Quelle suite pour Olivér Várhelyi, le dernier homme d'Orbán à Bruxelles ?

Quelle suite pour Olivér Várhelyi, le dernier homme d’Orbán à Bruxelles ?

La victoire écrasante de Péter Magyar aux élections en Hongrie soulève des interrogations quant à l’avenir du commissaire européen Olivér Várhelyi. Ce dernier, en poste depuis 2019, doit sa carrière politique à Viktor Orbán, qui a été récemment destitué lors des élections historiques de dimanche dernier. Várhelyi a principalement œuvré sur des sujets tels que le bien-être animal et divers dossiers liés à la santé au cours de son deuxième mandat.

Alors que les responsables du parti Tisza célébraient leur succès à Budapest, des spéculations sur l’avenir de Várhelyi ont émergé, notamment sur la possibilité que Magyar, le futur Premier ministre, cherche à le pousser à la démission. Cependant, les règles de l’Union européenne compliquent cette situation. En effet, un commissaire ne peut être révoqué que par le président de la Commission européenne, et non par son gouvernement national.

Richard Corbett, ancien député, souligne que « remplacer les commissaires lors d’un changement de gouvernement n’est pas habituel », rappelant que la Commission fonctionne avec une certaine indépendance. Des exemples antérieurs, comme Janusz Wojciechowski, qui est resté commissaire malgré un changement de gouvernement en Pologne, illustrent cette dynamique.
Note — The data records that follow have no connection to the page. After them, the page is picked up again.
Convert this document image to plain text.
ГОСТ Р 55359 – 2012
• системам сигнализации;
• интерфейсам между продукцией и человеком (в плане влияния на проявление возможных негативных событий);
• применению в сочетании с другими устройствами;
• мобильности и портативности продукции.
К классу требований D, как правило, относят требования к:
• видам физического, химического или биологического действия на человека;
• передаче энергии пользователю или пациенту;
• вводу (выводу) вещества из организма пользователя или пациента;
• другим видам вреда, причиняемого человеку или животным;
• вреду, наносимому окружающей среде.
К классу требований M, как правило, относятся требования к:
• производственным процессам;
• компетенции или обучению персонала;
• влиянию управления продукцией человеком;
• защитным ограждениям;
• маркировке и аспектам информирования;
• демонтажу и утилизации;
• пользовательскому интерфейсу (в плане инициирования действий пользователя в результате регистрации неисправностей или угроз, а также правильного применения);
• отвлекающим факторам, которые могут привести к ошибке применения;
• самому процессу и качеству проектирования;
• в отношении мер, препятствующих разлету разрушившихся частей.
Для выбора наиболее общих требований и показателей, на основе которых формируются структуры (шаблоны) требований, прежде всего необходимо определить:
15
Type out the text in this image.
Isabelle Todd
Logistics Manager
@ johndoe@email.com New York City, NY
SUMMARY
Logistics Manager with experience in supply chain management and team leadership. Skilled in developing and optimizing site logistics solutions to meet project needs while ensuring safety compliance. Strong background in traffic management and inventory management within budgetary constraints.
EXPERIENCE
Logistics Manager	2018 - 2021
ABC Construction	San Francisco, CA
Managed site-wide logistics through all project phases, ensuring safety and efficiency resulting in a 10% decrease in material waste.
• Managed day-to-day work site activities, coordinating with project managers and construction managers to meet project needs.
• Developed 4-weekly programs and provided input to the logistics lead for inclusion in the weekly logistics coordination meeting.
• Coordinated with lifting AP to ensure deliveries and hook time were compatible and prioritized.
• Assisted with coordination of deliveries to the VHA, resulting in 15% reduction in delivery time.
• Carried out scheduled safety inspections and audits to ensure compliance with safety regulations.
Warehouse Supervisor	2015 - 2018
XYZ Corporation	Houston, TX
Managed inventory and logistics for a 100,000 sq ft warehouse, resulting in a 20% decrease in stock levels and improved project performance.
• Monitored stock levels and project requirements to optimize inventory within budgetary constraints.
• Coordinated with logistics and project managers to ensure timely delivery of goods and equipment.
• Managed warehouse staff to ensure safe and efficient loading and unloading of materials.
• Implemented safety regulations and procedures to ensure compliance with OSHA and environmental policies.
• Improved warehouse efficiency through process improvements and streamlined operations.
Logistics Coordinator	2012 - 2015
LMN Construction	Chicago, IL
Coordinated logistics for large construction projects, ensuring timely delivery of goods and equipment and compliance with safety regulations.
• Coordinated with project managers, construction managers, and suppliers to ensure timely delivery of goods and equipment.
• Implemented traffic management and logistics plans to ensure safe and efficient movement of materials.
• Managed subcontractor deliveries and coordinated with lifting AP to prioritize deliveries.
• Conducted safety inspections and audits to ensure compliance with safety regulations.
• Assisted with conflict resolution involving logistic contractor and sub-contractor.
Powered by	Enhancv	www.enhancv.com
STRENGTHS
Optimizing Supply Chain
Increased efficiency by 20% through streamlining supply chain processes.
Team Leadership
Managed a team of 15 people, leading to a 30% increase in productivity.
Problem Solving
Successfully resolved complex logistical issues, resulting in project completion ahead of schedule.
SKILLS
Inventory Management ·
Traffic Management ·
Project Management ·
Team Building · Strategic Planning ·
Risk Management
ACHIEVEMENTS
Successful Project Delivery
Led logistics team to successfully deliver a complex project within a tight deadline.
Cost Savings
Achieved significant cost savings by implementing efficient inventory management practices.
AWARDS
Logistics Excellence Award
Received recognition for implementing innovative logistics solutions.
Magyar a fait du remplacement des hauts fonctionnaires liés au Fidesz un axe central de sa campagne, s’engageant à éliminer les « marionnettes » d’Orbán des institutions hongroises. Il reste à déterminer si Várhelyi est perçu comme tel.

Várhelyi fait également l’objet d’une enquête interne pour des allégations selon lesquelles la Hongrie aurait déployé des agents des services de renseignement à Bruxelles. Bien qu’il ait nié toute connaissance de ces opérations, Magyar l’a accusé de ne pas tout révéler.

L’enquête interne de la Commission a été suivie d’un silence prolongé, et l’exécutif européen n’a pas encore répondu aux demandes de commentaire. Selon Eric Maurice, expert en institutions européennes, la formation d’un nouveau gouvernement ne serait pas un motif suffisant pour une révocation, sauf si des preuves d’implication dans l’affaire d’espionnage étaient découvertes.

Várhelyi a été reconduit pour un nouveau mandat en 2024, soutenu par le Parti populaire européen, mais ses récentes apparitions à des réunions du cabinet d’Orbán et à des rassemblements politiques d’extrême droite soulèvent des questions sur son indépendance.

László Andor, commissaire socialiste, a noté que remplacer Várhelyi ne serait pas dans la culture hongroise, ajoutant que les élections législatives suivent un cycle régulier depuis 1990.

Várhelyi n’a pas souhaité faire de commentaire sur la situation actuelle.